Nel 1937 si iscrive al corso di laurea in chimica dell'Università di Torino dove si laurea nel 1941 con pieni voti e lode. La sua laurea reca la menzione "di razza ebraica".
Nel dicembre del 1943 è arrestato ed avviato nel campo di concentramento di Carpi-Fossoli. Nel febbraio del 1944 viene deportato ad Auschwitz.
La sua buona conoscenza della lingua tedesca (appresa durante il corso di chimica) e il fatto che al campo era collegata una fabbrica chimica di gomma sintetica gli consentono di sopravvivere perché i tedeschi che hanno un disperato bisogno di tecnici lo assegnano, dopo averlo sottoposto a un esame, al laboratorio annesso alla fabbrica.
Nel 1945 dopo un rocambolesco viaggio ritornerà a Torino.

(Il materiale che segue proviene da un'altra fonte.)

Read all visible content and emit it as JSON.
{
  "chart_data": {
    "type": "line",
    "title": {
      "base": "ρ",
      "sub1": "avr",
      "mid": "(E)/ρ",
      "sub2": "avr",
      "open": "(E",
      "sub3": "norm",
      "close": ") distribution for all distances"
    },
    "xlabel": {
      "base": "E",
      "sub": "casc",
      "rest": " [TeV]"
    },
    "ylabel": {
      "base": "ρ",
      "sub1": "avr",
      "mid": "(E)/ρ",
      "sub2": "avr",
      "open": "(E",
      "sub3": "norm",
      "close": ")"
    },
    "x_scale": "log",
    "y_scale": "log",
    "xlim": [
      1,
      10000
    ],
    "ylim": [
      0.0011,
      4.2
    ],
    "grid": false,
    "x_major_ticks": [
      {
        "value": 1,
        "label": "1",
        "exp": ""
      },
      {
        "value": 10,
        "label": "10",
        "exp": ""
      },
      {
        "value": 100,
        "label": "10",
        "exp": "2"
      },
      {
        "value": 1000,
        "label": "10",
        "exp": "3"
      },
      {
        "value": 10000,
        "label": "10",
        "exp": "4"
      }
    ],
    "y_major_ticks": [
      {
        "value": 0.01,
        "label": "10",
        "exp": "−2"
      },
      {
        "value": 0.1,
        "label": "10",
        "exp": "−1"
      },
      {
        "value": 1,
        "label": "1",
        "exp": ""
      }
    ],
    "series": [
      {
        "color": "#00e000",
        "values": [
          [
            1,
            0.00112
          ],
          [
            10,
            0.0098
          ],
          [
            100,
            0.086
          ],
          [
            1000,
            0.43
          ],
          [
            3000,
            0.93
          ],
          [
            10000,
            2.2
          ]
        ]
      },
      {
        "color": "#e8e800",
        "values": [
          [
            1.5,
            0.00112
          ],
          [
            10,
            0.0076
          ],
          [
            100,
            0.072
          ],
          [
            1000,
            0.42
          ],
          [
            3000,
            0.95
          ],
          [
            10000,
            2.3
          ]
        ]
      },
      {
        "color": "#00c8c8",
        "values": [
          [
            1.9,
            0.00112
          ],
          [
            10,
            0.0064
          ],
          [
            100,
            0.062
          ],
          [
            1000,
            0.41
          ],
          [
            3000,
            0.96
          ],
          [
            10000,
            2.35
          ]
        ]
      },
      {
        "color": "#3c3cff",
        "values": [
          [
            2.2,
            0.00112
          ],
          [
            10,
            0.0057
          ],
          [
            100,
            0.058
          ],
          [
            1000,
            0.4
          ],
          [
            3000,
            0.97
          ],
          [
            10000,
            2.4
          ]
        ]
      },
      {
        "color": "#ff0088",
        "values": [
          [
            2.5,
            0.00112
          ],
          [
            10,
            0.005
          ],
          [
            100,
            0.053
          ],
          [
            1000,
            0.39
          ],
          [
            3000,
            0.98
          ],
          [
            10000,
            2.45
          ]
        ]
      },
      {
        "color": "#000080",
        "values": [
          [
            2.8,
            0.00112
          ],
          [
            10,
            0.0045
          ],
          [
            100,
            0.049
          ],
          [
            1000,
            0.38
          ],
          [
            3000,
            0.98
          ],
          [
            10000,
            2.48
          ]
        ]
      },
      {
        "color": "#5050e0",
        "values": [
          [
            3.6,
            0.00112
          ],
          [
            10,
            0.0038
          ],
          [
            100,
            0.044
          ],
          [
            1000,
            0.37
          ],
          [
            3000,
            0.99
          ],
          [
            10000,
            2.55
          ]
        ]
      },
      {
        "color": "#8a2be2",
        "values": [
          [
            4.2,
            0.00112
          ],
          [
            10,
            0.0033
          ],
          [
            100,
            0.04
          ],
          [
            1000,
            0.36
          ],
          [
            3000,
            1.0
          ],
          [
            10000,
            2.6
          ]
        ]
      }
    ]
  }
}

Fino al 1956 la vita di Primo Levi è quella di un chimico che lavora in una fabbrica di vernici, ma in quell'anno viene pubblicato "se questo è un Uomo" che avrà un successo trionfale. Successivamente Primo Levi pubblicherà altre opere: "La Tregua", "Il sistema Periodico", "La chiave a stella" per citare i più noti.
Se questo è un Uomo
Voi che vivete sicuri
Nelle vostre tiepide case,
Voi che trovate tornando a sera
Il cibo caldo e visi amici:
Considerate se questo è un uomo
Che lavora nel fango
Che non conosce pace
Che lotta per mezzo pane
Che muore per un sì o per un no.
Considerate se questa è un donna,
Senza capelli e senza nome
Senza più forza di ricordare
Vuoti gli occhi e freddo il grembo
Come una rana d'Inverno.
Meditate che questo è stato:
Vi comando queste parole.
Scolpitele nel vostro cuore
Stando in casa andando per via,
Coricandovi alzandovi;
Ripetetele ai vostri figli.
O vi si sfaccia la casa,
La malattia vi impedisca,
I vostri nati torcano il viso da voi.